The server smiled brightly and got out of Archer’s line of sight as fast as she could.
Archer never took his eyes off Teddy.
“I would have offered the pearls to you, but you were in Australia,” Teddy said.
“Who sold them to you?”
“None of your business.”
“Wrong answer.”
Teddy shifted uncomfortably in his seat. “I have a connection.”
“Who?”
“Damn it, that’s—”
“Who sold you those pearls?” Archer cut in coldly.

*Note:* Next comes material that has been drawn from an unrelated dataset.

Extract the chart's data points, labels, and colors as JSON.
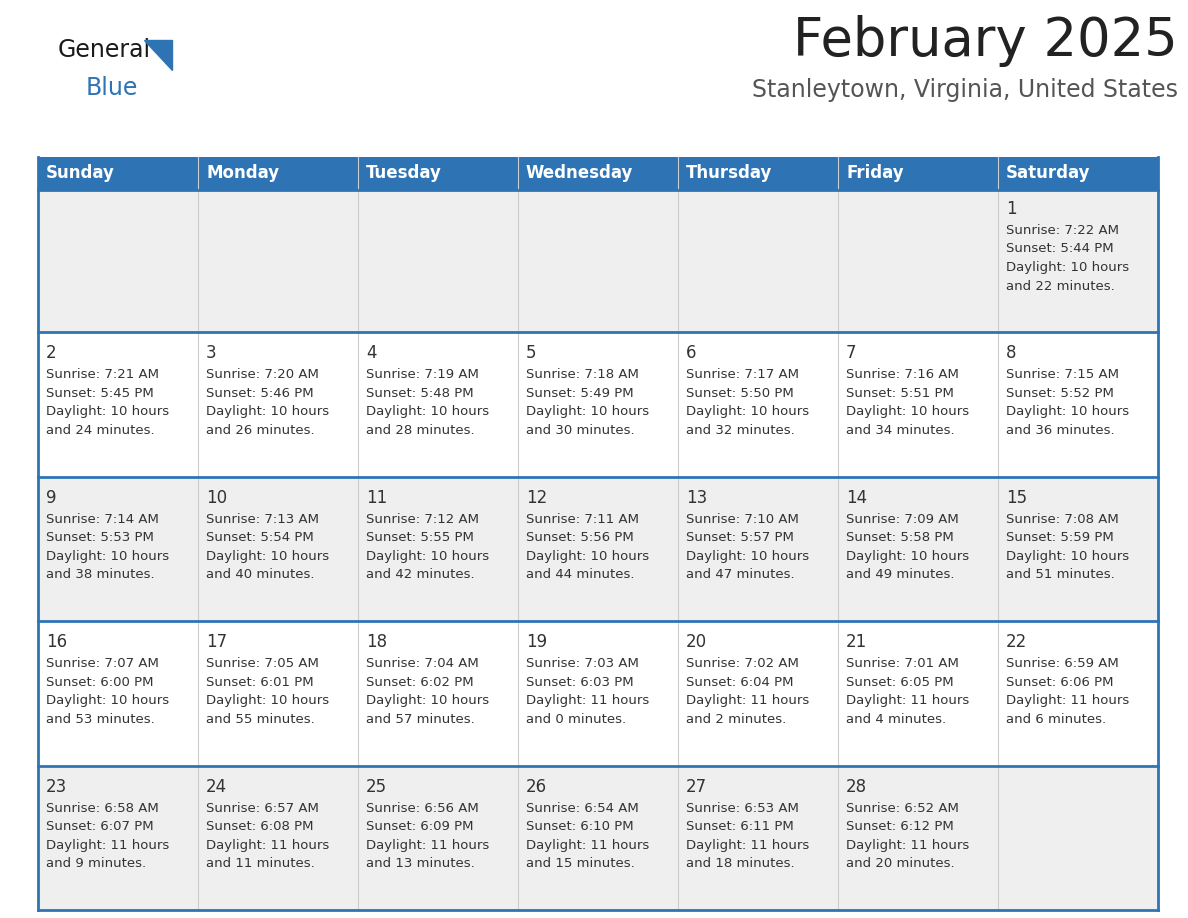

Teddy had heard a few things about Archer’s past. Right now he believed every one of them. There was no bargain to be struck here, only the kind of trouble a wise man avoided.
“A man from Broome.”
“A man from Broome,” Archer repeated neutrally, praying Hannah would stay out of it. “Name?”
“He didn’t tell me.”
“Keep it up and you’ll miss that plane and every one after it until we’re finished talking.”
Unhappily Teddy took off his glasses, polished them, and put them back on. Cleaner lenses didn’t help. Archer still looked like an executioner.
“Well, hell,” Teddy muttered. His wife had been right: He shouldn’t have bought the pearls from a man he didn’t know. A nervous man, at that. Yet the pearls had been so extraordinary. And so cheap. “Qing Lu Yin.”
Hannah stiffened.
“He was the original owner,” Teddy said, glancing at her curiously. “He gave me a bill of sale. It was all done on the books and aboveboard.”
“Where’s the bill of sale?” Archer asked.
Sighing, Teddy pulled a breast wallet from his rain jacket’s belly pocket. He had hoped he wouldn’t need the bill of sale for this meeting, but he had been afraid he would. Something about those pearls had fairly shouted of trouble. Reluctantly he took out a sheet of paper.
“It’s a copy,” he said, passing the sheet over to Archer.
Ideographs marched down the right-hand side of the page. A smudged thumbprint sat crookedly on one corner. Letters and numbers were neatly written under the print.